Understand your body

Understanding the human anatomy during exercise can be very beneficial, but understanding your gender’s role in your anatomy may prove to be of greater help. Men and women both have sex-related physiologic issues that can set them up for injuries during activity. Men may find that they are simply not as flexible as their female counterpart, and women may choose to pick up some lighter weights while strength training with their male friend!

Warm-up before exercise

A warm-up involving active stretching and mild aerobic activity will allow your body to get the blood flowing to the muscles and loosen you right up. Take about 5 to 10 minutes and try warm-up exercises like jogging in place, arm circles, back bends, jumping jacks, or toe touches.

 

Cool down after exercise

Just like you must warm-up before exercise to get going, your body needs time to cool down after working out. To cool down properly, simply slow down your movements and turn down the intensity for 5 to 10 minutes.  Allow your perspiration to dry on the skin and perform some gentle static stretches.

 

Stretch

Speaking of stretching, there is some controversy on when is the best time to stretch, but I like to simply listen to my body. Normally, I do some active stretching during or after my warm-up . This helps me hit any tight spots I get from sitting at work. I also stretch after my workout as a part of my cool down. I hold my stretches for a count of 10-20 seconds focusing on fluid breathing throughout. Remember, do not pulse your stretches!

 

Stay hydrated

I’ve made this mistake one too many times. Attending a hot yoga class or doing any exercise where you perspire and lose your water stores is almost a sure fire way to ensure post-workout muscle cramps. Drinking enough water before, during, and after activity can help prevent dehydration, heat stroke, and heat exhaustion. Try drinking 10 to 24 ounces of water before and after your workout. Drink water every 20 minutes during activity.

 

Wear the right clothes

I cannot iterate the importance of the right clothes for activity.
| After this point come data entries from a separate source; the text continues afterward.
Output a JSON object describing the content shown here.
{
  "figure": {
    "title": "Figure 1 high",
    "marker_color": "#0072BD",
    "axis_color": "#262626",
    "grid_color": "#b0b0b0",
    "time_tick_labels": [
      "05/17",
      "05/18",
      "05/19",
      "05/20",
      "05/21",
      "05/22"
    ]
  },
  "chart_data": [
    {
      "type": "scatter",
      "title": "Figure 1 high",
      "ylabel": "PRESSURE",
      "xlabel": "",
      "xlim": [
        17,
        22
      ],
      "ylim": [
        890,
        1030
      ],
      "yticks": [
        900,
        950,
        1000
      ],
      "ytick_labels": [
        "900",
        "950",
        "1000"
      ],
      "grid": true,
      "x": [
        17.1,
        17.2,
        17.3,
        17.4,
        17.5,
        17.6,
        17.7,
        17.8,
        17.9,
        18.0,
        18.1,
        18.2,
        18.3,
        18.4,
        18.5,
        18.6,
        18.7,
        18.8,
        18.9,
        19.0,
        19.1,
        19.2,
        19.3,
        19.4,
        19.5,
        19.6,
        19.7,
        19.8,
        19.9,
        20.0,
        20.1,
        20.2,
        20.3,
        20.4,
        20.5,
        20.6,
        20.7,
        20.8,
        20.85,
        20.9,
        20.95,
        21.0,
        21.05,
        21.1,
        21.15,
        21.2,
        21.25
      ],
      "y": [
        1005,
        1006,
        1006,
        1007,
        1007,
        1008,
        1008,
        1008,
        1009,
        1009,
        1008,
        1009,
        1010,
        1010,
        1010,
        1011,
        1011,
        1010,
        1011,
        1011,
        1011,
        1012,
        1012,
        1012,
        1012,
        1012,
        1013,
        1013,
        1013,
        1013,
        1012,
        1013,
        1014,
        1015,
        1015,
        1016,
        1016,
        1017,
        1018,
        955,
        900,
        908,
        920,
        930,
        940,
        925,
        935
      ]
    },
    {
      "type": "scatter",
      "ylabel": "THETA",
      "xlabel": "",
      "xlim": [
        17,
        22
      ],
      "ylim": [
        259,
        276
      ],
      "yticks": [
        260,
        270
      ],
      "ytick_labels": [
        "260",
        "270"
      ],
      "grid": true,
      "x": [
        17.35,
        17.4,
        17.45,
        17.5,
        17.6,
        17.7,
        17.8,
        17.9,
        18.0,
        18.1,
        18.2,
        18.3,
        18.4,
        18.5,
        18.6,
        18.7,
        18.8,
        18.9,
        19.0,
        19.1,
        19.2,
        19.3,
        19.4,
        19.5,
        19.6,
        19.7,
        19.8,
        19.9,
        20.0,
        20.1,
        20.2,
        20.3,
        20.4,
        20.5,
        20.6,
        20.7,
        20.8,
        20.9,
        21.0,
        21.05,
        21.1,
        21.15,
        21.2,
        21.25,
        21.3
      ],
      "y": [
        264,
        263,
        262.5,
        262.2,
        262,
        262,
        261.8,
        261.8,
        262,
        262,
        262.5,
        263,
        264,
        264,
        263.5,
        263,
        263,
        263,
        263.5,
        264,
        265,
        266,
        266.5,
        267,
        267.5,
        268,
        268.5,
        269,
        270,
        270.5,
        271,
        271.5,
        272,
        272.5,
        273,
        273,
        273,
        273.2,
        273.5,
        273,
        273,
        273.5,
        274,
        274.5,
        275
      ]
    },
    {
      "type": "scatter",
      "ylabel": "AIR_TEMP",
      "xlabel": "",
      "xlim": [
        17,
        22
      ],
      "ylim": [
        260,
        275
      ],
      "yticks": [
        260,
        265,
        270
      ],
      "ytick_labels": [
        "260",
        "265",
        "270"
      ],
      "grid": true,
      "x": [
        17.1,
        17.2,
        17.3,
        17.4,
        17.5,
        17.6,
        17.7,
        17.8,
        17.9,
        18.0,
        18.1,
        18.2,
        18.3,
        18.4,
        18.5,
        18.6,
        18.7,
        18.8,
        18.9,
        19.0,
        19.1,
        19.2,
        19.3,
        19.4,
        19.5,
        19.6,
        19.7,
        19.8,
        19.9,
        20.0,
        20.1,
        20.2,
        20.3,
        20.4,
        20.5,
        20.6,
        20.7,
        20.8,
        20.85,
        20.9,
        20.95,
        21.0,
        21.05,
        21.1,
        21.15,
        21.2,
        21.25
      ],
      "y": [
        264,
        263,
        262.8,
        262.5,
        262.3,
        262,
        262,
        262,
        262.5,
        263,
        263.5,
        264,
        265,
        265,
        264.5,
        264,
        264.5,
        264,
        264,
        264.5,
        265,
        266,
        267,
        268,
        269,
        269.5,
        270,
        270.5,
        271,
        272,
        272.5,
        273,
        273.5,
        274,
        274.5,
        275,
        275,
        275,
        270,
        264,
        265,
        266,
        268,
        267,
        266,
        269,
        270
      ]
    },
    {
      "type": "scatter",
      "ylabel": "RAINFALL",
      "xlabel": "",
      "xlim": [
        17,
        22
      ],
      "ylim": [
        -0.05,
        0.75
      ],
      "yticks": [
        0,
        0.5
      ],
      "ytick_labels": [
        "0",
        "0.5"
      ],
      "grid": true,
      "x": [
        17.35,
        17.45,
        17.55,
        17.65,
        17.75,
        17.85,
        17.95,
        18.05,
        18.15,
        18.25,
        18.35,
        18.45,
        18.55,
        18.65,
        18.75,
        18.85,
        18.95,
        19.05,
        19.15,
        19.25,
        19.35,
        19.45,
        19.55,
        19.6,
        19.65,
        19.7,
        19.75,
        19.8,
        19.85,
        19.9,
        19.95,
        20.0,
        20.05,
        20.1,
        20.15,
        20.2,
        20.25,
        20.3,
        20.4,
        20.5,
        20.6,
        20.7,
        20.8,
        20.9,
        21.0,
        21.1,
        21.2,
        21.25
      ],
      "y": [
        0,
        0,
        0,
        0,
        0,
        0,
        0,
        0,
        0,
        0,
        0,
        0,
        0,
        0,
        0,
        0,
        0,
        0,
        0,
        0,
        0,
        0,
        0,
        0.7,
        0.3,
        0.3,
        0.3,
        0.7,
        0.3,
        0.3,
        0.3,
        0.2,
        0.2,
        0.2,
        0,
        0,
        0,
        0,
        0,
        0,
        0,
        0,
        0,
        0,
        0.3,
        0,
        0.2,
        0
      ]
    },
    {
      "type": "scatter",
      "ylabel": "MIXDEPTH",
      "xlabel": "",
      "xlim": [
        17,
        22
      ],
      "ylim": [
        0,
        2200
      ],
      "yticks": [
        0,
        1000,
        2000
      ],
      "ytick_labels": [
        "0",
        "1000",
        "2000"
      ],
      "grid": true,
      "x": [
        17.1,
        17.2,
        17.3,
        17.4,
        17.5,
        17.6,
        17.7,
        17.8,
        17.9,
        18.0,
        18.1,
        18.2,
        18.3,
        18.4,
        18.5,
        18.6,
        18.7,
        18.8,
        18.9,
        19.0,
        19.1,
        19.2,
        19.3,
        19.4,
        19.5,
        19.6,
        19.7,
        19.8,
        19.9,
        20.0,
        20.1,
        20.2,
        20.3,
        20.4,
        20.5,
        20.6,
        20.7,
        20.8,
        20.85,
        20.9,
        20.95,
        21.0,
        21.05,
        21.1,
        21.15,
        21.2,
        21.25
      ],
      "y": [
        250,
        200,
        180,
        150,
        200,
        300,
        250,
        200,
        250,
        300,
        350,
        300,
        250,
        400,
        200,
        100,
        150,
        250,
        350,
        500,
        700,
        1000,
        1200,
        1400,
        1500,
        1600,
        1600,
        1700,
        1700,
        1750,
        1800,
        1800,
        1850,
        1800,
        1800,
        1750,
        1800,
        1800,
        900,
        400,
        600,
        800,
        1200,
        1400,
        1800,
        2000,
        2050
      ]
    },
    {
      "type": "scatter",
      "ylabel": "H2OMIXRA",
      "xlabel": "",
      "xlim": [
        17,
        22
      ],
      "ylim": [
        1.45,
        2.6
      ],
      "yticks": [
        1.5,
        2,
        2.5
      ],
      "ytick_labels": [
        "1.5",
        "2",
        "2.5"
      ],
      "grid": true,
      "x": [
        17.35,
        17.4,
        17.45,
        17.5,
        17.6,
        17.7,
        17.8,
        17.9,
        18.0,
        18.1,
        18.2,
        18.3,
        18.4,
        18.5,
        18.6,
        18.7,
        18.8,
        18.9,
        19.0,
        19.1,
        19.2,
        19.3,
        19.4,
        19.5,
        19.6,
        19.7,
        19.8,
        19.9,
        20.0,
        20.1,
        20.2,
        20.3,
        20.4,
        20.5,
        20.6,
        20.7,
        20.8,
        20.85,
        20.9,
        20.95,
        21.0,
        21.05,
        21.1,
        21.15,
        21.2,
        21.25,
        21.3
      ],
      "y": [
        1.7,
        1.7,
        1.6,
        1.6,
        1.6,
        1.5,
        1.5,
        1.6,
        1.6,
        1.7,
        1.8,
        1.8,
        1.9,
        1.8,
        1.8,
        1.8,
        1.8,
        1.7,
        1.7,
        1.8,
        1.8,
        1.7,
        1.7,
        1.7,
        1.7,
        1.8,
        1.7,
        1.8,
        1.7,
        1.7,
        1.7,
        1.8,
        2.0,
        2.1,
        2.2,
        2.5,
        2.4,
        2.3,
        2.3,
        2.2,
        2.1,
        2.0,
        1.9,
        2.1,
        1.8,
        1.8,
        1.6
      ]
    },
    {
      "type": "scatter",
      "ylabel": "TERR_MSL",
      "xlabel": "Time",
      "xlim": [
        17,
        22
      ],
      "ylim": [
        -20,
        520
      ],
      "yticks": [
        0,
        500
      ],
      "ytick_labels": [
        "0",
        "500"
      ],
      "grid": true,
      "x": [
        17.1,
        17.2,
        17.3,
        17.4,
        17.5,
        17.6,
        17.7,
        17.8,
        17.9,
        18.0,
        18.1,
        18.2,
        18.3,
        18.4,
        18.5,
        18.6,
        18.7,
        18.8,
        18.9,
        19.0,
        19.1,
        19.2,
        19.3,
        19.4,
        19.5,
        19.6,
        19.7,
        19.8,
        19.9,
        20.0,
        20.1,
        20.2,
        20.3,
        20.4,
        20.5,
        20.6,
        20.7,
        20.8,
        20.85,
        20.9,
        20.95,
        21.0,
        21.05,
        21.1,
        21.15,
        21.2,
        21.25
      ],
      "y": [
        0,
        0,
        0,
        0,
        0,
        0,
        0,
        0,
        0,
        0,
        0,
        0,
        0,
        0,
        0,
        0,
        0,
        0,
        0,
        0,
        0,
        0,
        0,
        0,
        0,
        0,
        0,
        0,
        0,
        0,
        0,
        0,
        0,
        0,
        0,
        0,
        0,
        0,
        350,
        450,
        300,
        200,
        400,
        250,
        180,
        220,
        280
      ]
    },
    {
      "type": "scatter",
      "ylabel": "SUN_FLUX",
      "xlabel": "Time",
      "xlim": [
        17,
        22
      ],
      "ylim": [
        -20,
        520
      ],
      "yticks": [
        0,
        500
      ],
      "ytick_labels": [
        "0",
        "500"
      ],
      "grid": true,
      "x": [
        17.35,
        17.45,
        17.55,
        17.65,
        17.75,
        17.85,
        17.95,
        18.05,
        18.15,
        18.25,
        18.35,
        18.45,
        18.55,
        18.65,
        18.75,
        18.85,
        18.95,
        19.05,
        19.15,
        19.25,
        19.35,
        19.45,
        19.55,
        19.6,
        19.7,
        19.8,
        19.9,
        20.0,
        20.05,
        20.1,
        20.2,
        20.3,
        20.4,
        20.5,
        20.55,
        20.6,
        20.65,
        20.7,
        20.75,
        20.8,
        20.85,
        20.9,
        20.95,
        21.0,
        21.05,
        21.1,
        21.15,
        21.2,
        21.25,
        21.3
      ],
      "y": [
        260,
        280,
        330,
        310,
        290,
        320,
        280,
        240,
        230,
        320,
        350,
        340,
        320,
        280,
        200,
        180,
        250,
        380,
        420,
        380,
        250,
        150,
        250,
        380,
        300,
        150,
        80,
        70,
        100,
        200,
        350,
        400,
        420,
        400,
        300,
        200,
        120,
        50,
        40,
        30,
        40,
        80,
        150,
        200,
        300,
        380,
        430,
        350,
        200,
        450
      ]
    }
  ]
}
A running shoe is not ideal for strength training, while a flat, stable shoe is. Loose fitting, comfortable, and breathable clothes should be worn at all times. To avoid being stuck in your stiff office clothes at the gym, pack your gym bag and put it in the car the night before you head to work.

 

Cross-Train

Ensure your fitness regimen has a balance of strength, cardiovascular, and flexibility training. Always add new activities cautiously by limiting weight or simply trying only one to two new exercises per workout. Your body will adjust over time and be ready for the next new thing you try throwing at it!

 

Do not over or under do

Remaining active and dedicated to a fitness regimen can be hard work, but having regular rest days are equally important to preventing injuries. Keeping active can help you stay away from injuries caused from inactivity or sitting. On the flip side, exercise can also cause aches and pains. So heed to your body’s fatigue; it is simply letting you know that it needs time to take it easy and recoup before you push it into injury. There is a happy medium of being active and letting your body rest, just listen to it!

 

Use equipment properly

Form is critical to avoiding unnecessary injuries especially to your joints. Trained fitness professionals have a keen eye to watch for factors that can set your body out of alignment and potentially cause injury. They can teach you how to appropriately progress in weight and modify exercises for your body type. Knowing how to safely use equipment can not only improve your workout routines but also lessen your likelihood of injury.

 

 

Use these tips to make sure you never find yourself out of commision due to injury!